The new study used mathematical models to understand how bacteria with flagella—a collection of spinning hairs used for propulsion that act together like a tail—overcome forces from the flow of a liquid and navigate complex environments.

“Bacteria are the most abundant organisms on the planet and are often found in liquids,” says Mykhailo Potomkin, research associate in mathematics at Penn State and an author of the study. “We know from recent experimental studies that bacteria can reduce the effective viscosity—the internal friction—of a solution, which helps them move more easily.

“In solutions where the concentration of bacteria is large, this is due to collective movement of bacteria effectively thinning the solution, but a decrease of viscosity was also observed in dilute solutions where bacteria are less abundant,” Potomkin adds.

“This effect has been explained by bacterial tumbling—random changes in direction of the bacteria—but a similar decrease in viscosity was also reported in strains of bacteria that don’t perform this tumbling behavior. Our work suggests that the bacteria’s flagella may be responsible,” he says.

Using a mathematical model, the research team demonstrated that flexible flagella allow bacteria to overcome local forces between molecules, reducing viscosity and effectively thinning the liquid.

This understanding might have important implications for the creation of biomimetic materials—synthetic materials that mimic biology—to alter properties of a solution for biomedical or industrial purposes.

“In order to understand whether we can control the viscosity of a solution, we need to understand how bacteria control it,” says Potomkin. “Flagella play a key role in this control. We also investigated how bacteria use flagella to navigate a more complex environment by introducing walls into our model.

“Bacteria tend to accumulate on walls or obstacles and they often get stuck swimming along walls. We demonstrated that having flexible elastic flagella can sometimes help bacteria to escape such entrapment, for example when nutrients are added to the solution and increase bacteria motility.”

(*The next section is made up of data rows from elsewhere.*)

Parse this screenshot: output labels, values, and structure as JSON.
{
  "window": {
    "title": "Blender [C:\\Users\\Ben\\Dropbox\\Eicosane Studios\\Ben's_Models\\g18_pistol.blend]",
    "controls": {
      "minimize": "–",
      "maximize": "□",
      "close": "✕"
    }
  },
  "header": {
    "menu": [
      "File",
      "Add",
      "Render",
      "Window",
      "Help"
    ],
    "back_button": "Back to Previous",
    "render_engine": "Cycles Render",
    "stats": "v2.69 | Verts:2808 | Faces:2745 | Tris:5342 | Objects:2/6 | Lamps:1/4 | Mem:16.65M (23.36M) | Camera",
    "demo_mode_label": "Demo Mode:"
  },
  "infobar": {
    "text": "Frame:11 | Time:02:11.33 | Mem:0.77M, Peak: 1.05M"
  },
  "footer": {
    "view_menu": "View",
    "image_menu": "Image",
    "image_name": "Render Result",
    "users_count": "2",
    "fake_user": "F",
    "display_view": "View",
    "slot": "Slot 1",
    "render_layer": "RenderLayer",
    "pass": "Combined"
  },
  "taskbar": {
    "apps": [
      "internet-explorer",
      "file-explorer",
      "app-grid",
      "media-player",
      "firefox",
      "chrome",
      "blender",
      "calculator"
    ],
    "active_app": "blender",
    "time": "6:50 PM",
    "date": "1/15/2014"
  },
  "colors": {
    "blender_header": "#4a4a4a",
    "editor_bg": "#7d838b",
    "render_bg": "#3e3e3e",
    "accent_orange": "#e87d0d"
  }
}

Bacteria that build up on biomedical devices (e.g. catheters) and industrial and agricultural pipes and drains in the form of biofilms are difficult to remove and can be resistant to biocides and antibiotics. Understanding how bacteria can escape from walls could eventually inform ways to control or prevent the formation of these often-damaging biofilms.

Another application may be the ability to develop better ways to trap bacteria, for example to identify types of bacteria in a liquid or to filter them out.

“Our results indicate that if you want to trap bacteria, simple traps may not be enough,” says Igor Aronson, a professor of biomedical engineering, chemistry, and mathematics and senior author of the paper. “We would need to produce something more sophisticated. Using elastic flagella is one way motile bacteria respond to their environment to persist in harsh conditions.”

The team includes additional researchers from Penn State and the University in France. The National Institutes of Health funded the research. The US Department of Energy and the Huck Institutes of the Life Sciences supported the research.

The study appears in the journal Interface.